Of the 316 respondents who answered the question, only 8.5% of the respondents said full adoption could be achieved in a year. More than a third (34.5%) of respondents estimated a three-year timeframe.

These survey results hint at the challenges that many hospitals hoping to take full advantage of the EHR incentives outlined in ARRA are facing. Providers must implement CPOE for "all order types, including medication [inpatient and outpatient]" by 2011, according to the proposed meaningful use matrix that the Health Information Technology Policy Committee released last month. The specific measure that hospitals must report is the percentage of orders entered directly by physicians through CPOE.

And it all goes back to the very first goal outlined in the matrix: improve quality, safety, and efficiency of healthcare as well as reduce health disparities. The idea is that CPOE will help to get the ball rolling toward many of these important patient care goals.

But despite the Office of the National Coordinator (ONC) for Health Information Technology's good intentions, the American Hospital Association, Federation of American Hospitals, and Association of Medical Directors of Information Systems, and other organizations have each expressed concerns regarding the 2011 deadline, stating that it may be too soon in the timeline to implement this technology that is fraught with potential unintended consequences.

A CPOE implementation is one that providers definitely don't want to rush, says Allison Viola, MBA, RHIA, director of federal relations for the American Health Information Management Association (AHIMA) in Washington DC. "It's going to take a very dedicated and careful approach because it is a very high-risk implementation," she adds.

On June 26, AHIMA issued comments regarding the proposed definition of meaningful use, specifically citing "considerable concerns about CPOE systems versus the components of a CPOE that would accommodate the desired functions to achieve meaningful use."

"It's not just an IT implementation. It's a workflow change," Viola says. "You cannot expect to implement the system and walk away. You need to understand how it modifies your current clinical and business practices."

The association urged HHS and ONC to reference Certification Commission for Healthcare Information Technology (CCHIT) criteria that the commission has already created when establishing more concrete requirements regarding CPOE. CPOE is fully supported in 2008 CCHIT-certified products, according to comments that the commission submitted regarding the proposed matrix.

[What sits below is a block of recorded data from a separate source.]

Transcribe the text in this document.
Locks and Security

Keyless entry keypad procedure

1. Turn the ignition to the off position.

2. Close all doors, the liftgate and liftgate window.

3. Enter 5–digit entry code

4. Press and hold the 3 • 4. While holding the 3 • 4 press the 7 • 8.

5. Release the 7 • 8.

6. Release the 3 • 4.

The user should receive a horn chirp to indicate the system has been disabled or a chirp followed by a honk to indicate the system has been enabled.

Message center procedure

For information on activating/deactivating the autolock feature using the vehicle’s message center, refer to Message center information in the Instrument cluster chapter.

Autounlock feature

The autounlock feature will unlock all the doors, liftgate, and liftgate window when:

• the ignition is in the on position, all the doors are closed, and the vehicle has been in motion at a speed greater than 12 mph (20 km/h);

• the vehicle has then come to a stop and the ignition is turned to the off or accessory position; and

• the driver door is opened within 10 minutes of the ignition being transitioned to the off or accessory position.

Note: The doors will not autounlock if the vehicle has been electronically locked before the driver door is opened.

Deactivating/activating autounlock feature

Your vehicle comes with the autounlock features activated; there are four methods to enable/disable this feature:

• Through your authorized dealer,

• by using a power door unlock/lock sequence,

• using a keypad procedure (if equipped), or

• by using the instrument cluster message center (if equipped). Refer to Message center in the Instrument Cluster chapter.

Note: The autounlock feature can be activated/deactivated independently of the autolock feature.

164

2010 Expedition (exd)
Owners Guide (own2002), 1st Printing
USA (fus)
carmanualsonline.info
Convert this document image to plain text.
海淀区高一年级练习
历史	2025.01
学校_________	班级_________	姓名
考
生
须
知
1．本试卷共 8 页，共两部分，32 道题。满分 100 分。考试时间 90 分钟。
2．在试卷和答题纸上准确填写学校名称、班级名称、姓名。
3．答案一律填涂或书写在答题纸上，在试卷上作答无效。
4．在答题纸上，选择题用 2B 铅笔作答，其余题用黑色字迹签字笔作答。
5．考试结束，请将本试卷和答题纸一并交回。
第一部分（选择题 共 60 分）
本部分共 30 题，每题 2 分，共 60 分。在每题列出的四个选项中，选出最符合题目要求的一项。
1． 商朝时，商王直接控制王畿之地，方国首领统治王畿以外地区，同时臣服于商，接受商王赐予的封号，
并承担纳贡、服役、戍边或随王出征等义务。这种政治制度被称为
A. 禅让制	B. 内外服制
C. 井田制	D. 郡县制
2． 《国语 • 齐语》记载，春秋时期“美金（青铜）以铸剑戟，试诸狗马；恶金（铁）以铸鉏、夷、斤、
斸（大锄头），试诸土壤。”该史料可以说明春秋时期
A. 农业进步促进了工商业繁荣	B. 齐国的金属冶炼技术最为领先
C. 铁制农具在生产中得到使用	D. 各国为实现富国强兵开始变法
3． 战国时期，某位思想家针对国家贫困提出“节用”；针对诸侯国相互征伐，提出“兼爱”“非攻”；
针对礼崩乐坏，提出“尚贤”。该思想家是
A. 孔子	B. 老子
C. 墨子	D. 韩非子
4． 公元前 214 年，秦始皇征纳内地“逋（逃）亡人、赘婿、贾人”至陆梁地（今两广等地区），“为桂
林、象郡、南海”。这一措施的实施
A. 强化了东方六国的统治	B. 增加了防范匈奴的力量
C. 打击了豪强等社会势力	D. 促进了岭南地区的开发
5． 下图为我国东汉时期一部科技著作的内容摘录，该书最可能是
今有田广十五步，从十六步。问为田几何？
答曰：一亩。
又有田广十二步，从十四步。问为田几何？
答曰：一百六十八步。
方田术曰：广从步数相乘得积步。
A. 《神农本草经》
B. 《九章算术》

Regarding the 2011 objective to implement drug-drug, drug-allergy, and drug-formulary checks on the inpatient and outpatient sides, CCHIT-certified 08 ambulatory outpatient EHRs include all three requirements either within the system or via the ePrescribing network. CCHIT-certified 08 inpatient EHRs include drug-drug and drug-allergy checks; drug-formulary checks were added as a 2009 requirement.

Providers who have yet to implement CPOE should start by looking at the CCHIT criteria for more information about functionality and applications, Viola says. Though CCHIT has yet to be formally named as the certifying body, its criteria at least provides a starting point for providers wishing to get up to speed with the technology.

Ask providers what functionality they currently offer and how they may be refining that functionality in response to the proposed meaningful use matrix, she adds.